Forza Vecchio Cuore Granata

Gli Invincibili, il Grande Torino, la squadra che fu distrutta nella tragedia di Superga, comunque la si voglia chiamare, un gruppo di uomini che è stato fin da subito e sarà per sempre un mito. Il calcio è legato alle grandi squadre, quelle che sono state capaci di farsi amare dal pubblico, compresi gli avversari, che ne riconoscevano la bravura, e il Grande Torino è sicuramente la prima di queste. All’epoca nella quale strabiliava il mondo intero, tutti i suoi tifosi, ma in generale tutti gli sportivi italiani, avevano mandato a memoria la sua formazione: Bacigalupo, Ballarin, Maroso, Grezar, Rigamonti, Castigliano, Menti, Loik, Gabetto, Mazzola, Ossola” era ripetuta da tutti.

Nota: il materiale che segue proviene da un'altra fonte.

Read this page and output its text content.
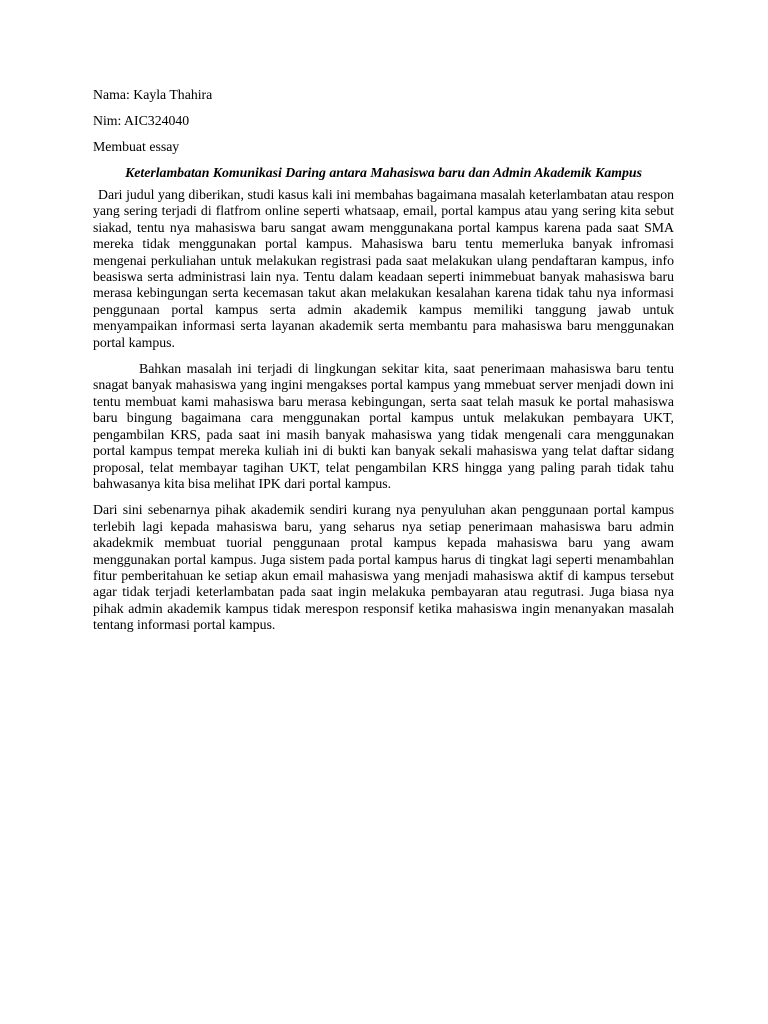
Nama: Kayla Thahira

Nim: AIC324040

Membuat essay

Keterlambatan Komunikasi Daring antara Mahasiswa baru dan Admin Akademik Kampus

Dari judul yang diberikan, studi kasus kali ini membahas bagaimana masalah keterlambatan atau respon yang sering terjadi di flatfrom online seperti whatsaap, email, portal kampus atau yang sering kita sebut siakad, tentu nya mahasiswa baru sangat awam menggunakana portal kampus karena pada saat SMA mereka tidak menggunakan portal kampus. Mahasiswa baru tentu memerluka banyak infromasi mengenai perkuliahan untuk melakukan registrasi pada saat melakukan ulang pendaftaran kampus, info beasiswa serta administrasi lain nya. Tentu dalam keadaan seperti inimmebuat banyak mahasiswa baru merasa kebingungan serta kecemasan takut akan melakukan kesalahan karena tidak tahu nya informasi penggunaan portal kampus serta admin akademik kampus memiliki tanggung jawab untuk menyampaikan informasi serta layanan akademik serta membantu para mahasiswa baru menggunakan portal kampus.

Bahkan masalah ini terjadi di lingkungan sekitar kita, saat penerimaan mahasiswa baru tentu snagat banyak mahasiswa yang ingini mengakses portal kampus yang mmebuat server menjadi down ini tentu membuat kami mahasiswa baru merasa kebingungan, serta saat telah masuk ke portal mahasiswa baru bingung bagaimana cara menggunakan portal kampus untuk melakukan pembayara UKT, pengambilan KRS, pada saat ini masih banyak mahasiswa yang tidak mengenali cara menggunakan portal kampus tempat mereka kuliah ini di bukti kan banyak sekali mahasiswa yang telat daftar sidang proposal, telat membayar tagihan UKT, telat pengambilan KRS hingga yang paling parah tidak tahu bahwasanya kita bisa melihat IPK dari portal kampus.

Dari sini sebenarnya pihak akademik sendiri kurang nya penyuluhan akan penggunaan portal kampus terlebih lagi kepada mahasiswa baru, yang seharus nya setiap penerimaan mahasiswa baru admin akadekmik membuat tuorial penggunaan protal kampus kepada mahasiswa baru yang awam menggunakan portal kampus. Juga sistem pada portal kampus harus di tingkat lagi seperti menambahlan fitur pemberitahuan ke setiap akun email mahasiswa yang menjadi mahasiswa aktif di kampus tersebut agar tidak terjadi keterlambatan pada saat ingin melakuka pembayaran atau regutrasi. Juga biasa nya pihak admin akademik kampus tidak merespon responsif ketika mahasiswa ingin menanyakan masalah tentang informasi portal kampus.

La leggenda nasce nel campionato 1942 – 1943, quando il patron che l’ha resa possibile, Ferruccio Novo, innesta nel già forte telaio granata due giocatori del Venezia, Mazzola e Loik. Dopo la vittoria in quel campionato, la guerra impone lo stop, e per la ripresa dell’attività avviene nel 1945 – 1946, dopo che l’anno precedente si disputò il cosiddetto “campionato di guerra”. Da quel momento sono quattro anni di dominio e quattro scudetti consecutivi, fino al tragico schianto sul colle di Superga.

L’aereo che riportava a casa la squadra era di ritorno da Lisbona, dove la squadra si era recata per un’amichevole con il Benfica per festeggiare il portoghese Ferreira, capitano sia della squadra di Lisbona che del Portogallo, e che era diventato amico di Mazzola durante una partita tra le due nazionali. La nebbia che avvolge Torino e i suoi dintorni causa la tragedia, e Torino si sveglia con la notizia del disastro.

Il cordoglio prende non solo Torino, ma tutta l’Italia, che era abituata a seguire le gesta di quei campioni alla radio oppure nelle cronache sui giornali. Una squadra che in un’occasione era arrivata a fornire anche 10 giocatori alla nazionale azzurra. Una squadra che, se ci fosse stata la Coppa dei Campioni, che sarebbe arrivata pochi anni dopo, avrebbe certamente fatto incetta di titoli. Una squadra che non si poteva non amare. Il mito del “Grande Torino”, è anche legato a quello del Filadelfia, lo stadio nel quale disputava le partite casalinghe, del quale recentemente è stata avviata la ricostruzione dopo un lungo periodo di abbandono.

Sabato 17 ottobre, con una cerimonia ufficiale, è stata posta la prima pietra, e che nelle intenzioni dell’attuale patron, Urbano Cairo dovrebbe essere inaugurato il 17 ottobre 2016, 90esimo anniversario della sua prima inaugurazione, o al più tardi il successivo 3 dicembre quando il Torino festeggerà i suoi 110 anni. Alla cerimonia erano presenti circa 10mila tifosi granata che non vedono l’ora di tornare a tifare per i colori che furono del “Grande Torino”, nel loro stadio.